24 Kasım 2015 Salı

Öğretmenim – 9

Gemide İsyan
Anı yazmak, samanlıkta iğne aramak gibi, aradığın küçük bir şey için evde her köşeyi karıştırmak gibi. Yaşamının bir dönemini gözden geçirirken, karışık dosyalanmış bir belgeyi buluncaya kadar, amaç dışı başka belgelere de göz atmak zorunda olduğunuz gibi, karma karışık bellek parçalarının da öne çıktığını görüyorsunuz. Siz hedefinize yönelseniz de her köşe başında önünüze çıkan isysncılar yüzünden ilerleyemiyorsunuz. Kurtulmak için onları da önbelleğe atmak zorundasınız. Gemideki isyanı, geçici de olsa bastırmanın başka yolu yok.
Yaşamımın önemli dönemlerinden birini oluşturan "koca mektep" yıkılacakmış haberi, aldı götürdü beni yıkılan ilk okulumun binasına.
Burada Koca Mektep'ten söz açmadan geçmeyeyim. Koca Mektep, Denizli Lisesinin şimdi kullanılmayan eski binasının halk arasındaki adıdır.
İşte buyurun! Gemide bir isyan daha. Koca mektep diyor ki "Ablaların beklesin, ilk okulun da beklesin. Zaten yıkılmış. Beni yıkmak isteyenler var. Ondan söz aç."
Bu koca mekteplilerin işi, kendi gurupları var FB'de, orada tartışsınlar, desem de olmadı, sen de koca mekteplisin oldu cevabı.

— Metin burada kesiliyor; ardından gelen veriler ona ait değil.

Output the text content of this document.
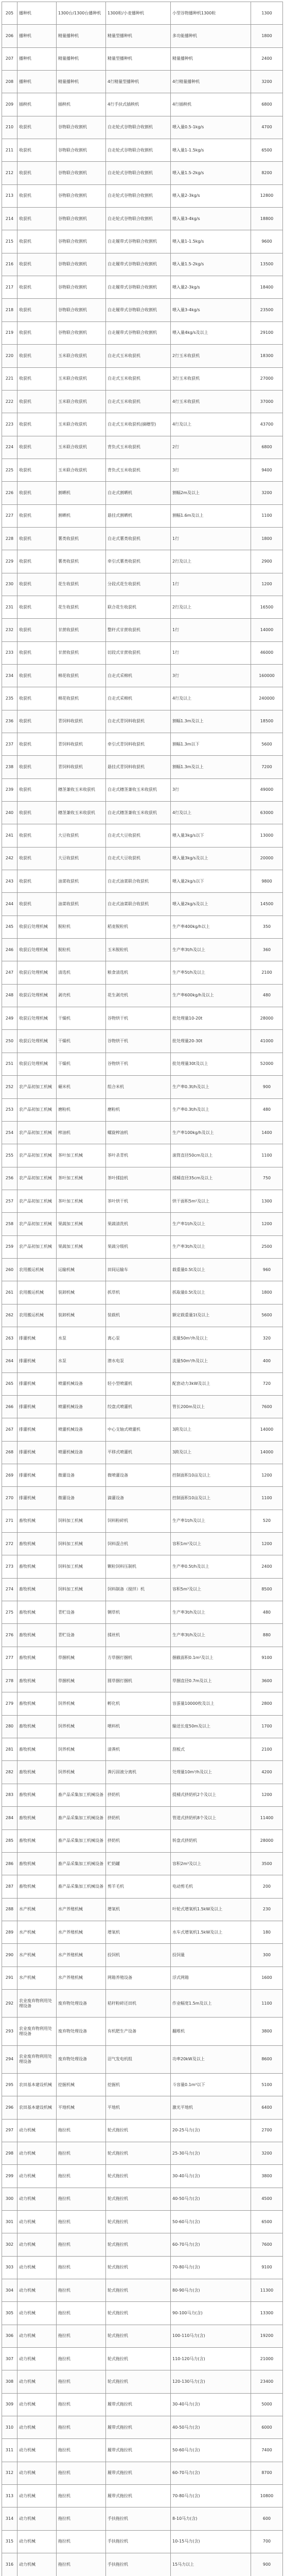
205	播种机	1300台/1300台播种机	1300粒/小麦播种机	小型谷物播种机1300粒	1300
206	播种机	精量播种机	精量型播种机	多功能播种机	1800
207	播种机	精量播种机	精量型播种机	精量播种机	2400
208	播种机	精量播种机	4行精量型播种机	4行精量播种机	3200
209	插秧机	插秧机	4行手扶式插秧机	4行插秧机	6800
210	收获机	谷物联合收割机	自走轮式谷物联合收割机	喂入量0.5-1kg/s	4700
211	收获机	谷物联合收割机	自走轮式谷物联合收割机	喂入量1-1.5kg/s	6500
212	收获机	谷物联合收割机	自走轮式谷物联合收割机	喂入量1.5-2kg/s	8200
213	收获机	谷物联合收割机	自走轮式谷物联合收割机	喂入量2-3kg/s	12800
214	收获机	谷物联合收割机	自走轮式谷物联合收割机	喂入量3-4kg/s	18800
215	收获机	谷物联合收割机	自走履带式谷物联合收割机	喂入量1-1.5kg/s	9600
216	收获机	谷物联合收割机	自走履带式谷物联合收割机	喂入量1.5-2kg/s	13500
217	收获机	谷物联合收割机	自走履带式谷物联合收割机	喂入量2-3kg/s	18400
218	收获机	谷物联合收割机	自走履带式谷物联合收割机	喂入量3-4kg/s	23500
219	收获机	谷物联合收割机	自走履带式谷物联合收割机	喂入量4kg/s及以上	29100
220	收获机	玉米联合收获机	自走式玉米收获机	2行玉米收获机	18300
221	收获机	玉米联合收获机	自走式玉米收获机	3行玉米收获机	27000
222	收获机	玉米联合收获机	自走式玉米收获机	4行玉米收获机	37000
223	收获机	玉米联合收获机	自走式玉米收获机(摘穗型)	4行及以上	43700
224	收获机	玉米联合收获机	背负式玉米收获机	2行	6800
225	收获机	玉米联合收获机	背负式玉米收获机	3行	9400
226	收获机	割晒机	自走式割晒机	割幅2m及以上	3200
227	收获机	割晒机	悬挂式割晒机	割幅1.6m及以上	1100
228	收获机	薯类收获机	自走式薯类收获机	1行	1800
229	收获机	薯类收获机	牵引式薯类收获机	2行及以上	2900
230	收获机	花生收获机	分段式花生收获机	1行	1200
231	收获机	花生收获机	联合花生收获机	2行及以上	16500
232	收获机	甘蔗收获机	整秆式甘蔗收获机	1行	14000
233	收获机	甘蔗收获机	切段式甘蔗收获机	1行	46000
234	收获机	棉花收获机	自走式采棉机	3行	160000
235	收获机	棉花收获机	自走式采棉机	4行及以上	240000
236	收获机	青饲料收获机	自走式青饲料收获机	割幅1.3m及以上	18500
237	收获机	青饲料收获机	牵引式青饲料收获机	割幅1.3m以下	5600
238	收获机	青饲料收获机	悬挂式青饲料收获机	割幅1.3m及以上	7200
239	收获机	穗茎兼收玉米收获机	自走式穗茎兼收玉米收获机	3行	49000
240	收获机	穗茎兼收玉米收获机	自走式穗茎兼收玉米收获机	4行及以上	63000
241	收获机	大豆收获机	自走式大豆收获机	喂入量3kg/s以下	13000
242	收获机	大豆收获机	自走式大豆收获机	喂入量3kg/s及以上	20000
243	收获机	油菜收获机	自走式油菜联合收获机	喂入量2kg/s以下	9800
244	收获机	油菜收获机	自走式油菜联合收获机	喂入量2kg/s及以上	14500
245	收获后处理机械	脱粒机	稻麦脱粒机	生产率400kg/h以上	350
246	收获后处理机械	脱粒机	玉米脱粒机	生产率3t/h及以上	360
247	收获后处理机械	清选机	粮食清选机	生产率5t/h及以上	2100
248	收获后处理机械	剥壳机	花生剥壳机	生产率600kg/h及以上	480
249	收获后处理机械	干燥机	谷物烘干机	批处理量10-20t	28000
250	收获后处理机械	干燥机	谷物烘干机	批处理量20-30t	41000
251	收获后处理机械	干燥机	谷物烘干机	批处理量30t及以上	52000
252	农产品初加工机械	碾米机	组合米机	生产率0.3t/h及以上	900
253	农产品初加工机械	磨粉机	磨粉机	生产率0.3t/h及以上	480
254	农产品初加工机械	榨油机	螺旋榨油机	生产率100kg/h及以上	1400
255	农产品初加工机械	茶叶加工机械	茶叶杀青机	滚筒直径50cm及以上	1100
256	农产品初加工机械	茶叶加工机械	茶叶揉捻机	揉桶直径35cm及以上	750
257	农产品初加工机械	茶叶加工机械	茶叶烘干机	烘干面积5m²及以上	1300
258	农产品初加工机械	果蔬加工机械	果蔬清洗机	生产率1t/h及以上	1200
259	农产品初加工机械	果蔬加工机械	果蔬分级机	生产率3t/h及以上	2500
260	农用搬运机械	运输机械	田间运输车	载重量0.5t及以上	960
261	农用搬运机械	装卸机械	抓草机	抓取量0.5t及以上	1800
262	农用搬运机械	装卸机械	装载机	额定载重量1t及以上	5600
263	排灌机械	水泵	离心泵	流量50m³/h及以上	320
264	排灌机械	水泵	潜水电泵	流量50m³/h及以上	400
265	排灌机械	喷灌机械设备	轻小型喷灌机	配套动力3kW及以上	720
266	排灌机械	喷灌机械设备	绞盘式喷灌机	管长200m及以上	7600
267	排灌机械	喷灌机械设备	中心支轴式喷灌机	3跨及以上	14000
268	排灌机械	喷灌机械设备	平移式喷灌机	3跨及以上	14000
269	排灌机械	微灌设备	微喷灌设备	控制面积10亩及以上	1200
270	排灌机械	微灌设备	滴灌设备	控制面积10亩及以上	1100
271	畜牧机械	饲料加工机械	饲料粉碎机	生产率1t/h及以上	520
272	畜牧机械	饲料加工机械	饲料混合机	容积1m³及以上	1200
273	畜牧机械	饲料加工机械	颗粒饲料压制机	生产率0.5t/h及以上	2400
274	畜牧机械	饲料加工机械	饲料制备（搅拌）机	容积5m³及以上	8500
275	畜牧机械	青贮设备	铡草机	生产率3t/h及以上	480
276	畜牧机械	青贮设备	揉丝机	生产率3t/h及以上	880
277	畜牧机械	草捆机械	方草捆打捆机	捆截面积0.1m²及以上	9100
278	畜牧机械	草捆机械	圆草捆打捆机	草捆直径0.7m及以上	3600
279	畜牧机械	饲养机械	孵化机	容蛋量10000枚及以上	2800
280	畜牧机械	饲养机械	喂料机	输送长度50m及以上	1700
281	畜牧机械	饲养机械	清粪机	刮板式	2100
282	畜牧机械	饲养机械	粪污固液分离机	处理量10m³/h及以上	4200
283	畜牧机械	畜产品采集加工机械设备	挤奶机	提桶式挤奶机2个及以上	1200
284	畜牧机械	畜产品采集加工机械设备	挤奶机	管道式挤奶机8个及以上	11400
285	畜牧机械	畜产品采集加工机械设备	挤奶机	转盘式挤奶机	28000
286	畜牧机械	畜产品采集加工机械设备	贮奶罐	容积2m³及以上	3500
287	畜牧机械	畜产品采集加工机械设备	剪羊毛机	电动剪毛机	200
288	水产机械	水产养殖机械	增氧机	叶轮式增氧机1.5kW及以上	230
289	水产机械	水产养殖机械	增氧机	水车式增氧机1.5kW及以上	180
290	水产机械	水产养殖机械	投饲机	投饲量	300
291	水产机械	水产养殖机械	网箱养殖设备	浮式网箱	1600
292	农业废弃物利用处理设备	废弃物处理设备	秸秆粉碎还田机	作业幅宽1.5m及以上	1100
293	农业废弃物利用处理设备	废弃物处理设备	有机肥生产设备	翻堆机	3800
294	农业废弃物利用处理设备	废弃物处理设备	沼气发电机组	功率20kW及以上	8600
295	农田基本建设机械	挖掘机械	挖掘机	斗容量0.1m³以下	5100
296	农田基本建设机械	平地机械	平地机	激光平地机	6400
297	动力机械	拖拉机	轮式拖拉机	20-25马力(含)	2700
298	动力机械	拖拉机	轮式拖拉机	25-30马力(含)	3200
299	动力机械	拖拉机	轮式拖拉机	30-40马力(含)	3800
300	动力机械	拖拉机	轮式拖拉机	40-50马力(含)	4500
301	动力机械	拖拉机	轮式拖拉机	50-60马力(含)	6500
302	动力机械	拖拉机	轮式拖拉机	60-70马力(含)	7600
303	动力机械	拖拉机	轮式拖拉机	70-80马力(含)	9100
304	动力机械	拖拉机	轮式拖拉机	80-90马力(含)	11300
305	动力机械	拖拉机	轮式拖拉机	90-100马力(含)	13300
306	动力机械	拖拉机	轮式拖拉机	100-110马力(含)	19200
307	动力机械	拖拉机	轮式拖拉机	110-120马力(含)	21000
308	动力机械	拖拉机	轮式拖拉机	120-130马力(含)	23400
309	动力机械	拖拉机	履带式拖拉机	30-40马力(含)	5000
310	动力机械	拖拉机	履带式拖拉机	40-50马力(含)	6000
311	动力机械	拖拉机	履带式拖拉机	50-60马力(含)	7400
312	动力机械	拖拉机	履带式拖拉机	60-70马力(含)	8700
313	动力机械	拖拉机	履带式拖拉机	70-80马力(含)	10800
314	动力机械	拖拉机	手扶拖拉机	8-10马力(含)	600
315	动力机械	拖拉机	手扶拖拉机	10-15马力(含)	700
316	动力机械	拖拉机	手扶拖拉机	15马力以上	900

Haklısın ey koca mektep! Haklısın, hem de yerden göğe kadar. Sana çok şey borçluyum. İsteğin emirdir benim için.
Koca Mektep, Cumhuriyetin aydınlanma atılımının simge binalarından biridir. Bu nedenle ayakta kalmak hakkıdır. Yenilenmesi gerekebilir, onarım yetmiyorsa restorasyon yapılabilir. Hatta, restore edilemiyecek durumdaysa, yıkılıp aynısı yapılmalıdır.
İş gereği Kanada'daydım. Kebek şehrini gezerken, Kanada'lı arkadaşım bir anıt gösterdi. Anıtın simgeleştirdiği olay, dedemin doğum yılından üç beş yıl daha eskiydi sadece. Şaka ile karışık bu ilişkiden söz ettiğimde, siz çok hoyrat bakıyorsunuz tarihinize demişti Kanada'lı.
Yeri de mimarisi de tarihi de saygıyı hak eden bu bina, bir anıt gibi gelecek nesillere devredilmeli, okul veya kültür kurumu olarak yaşatılmalıdır.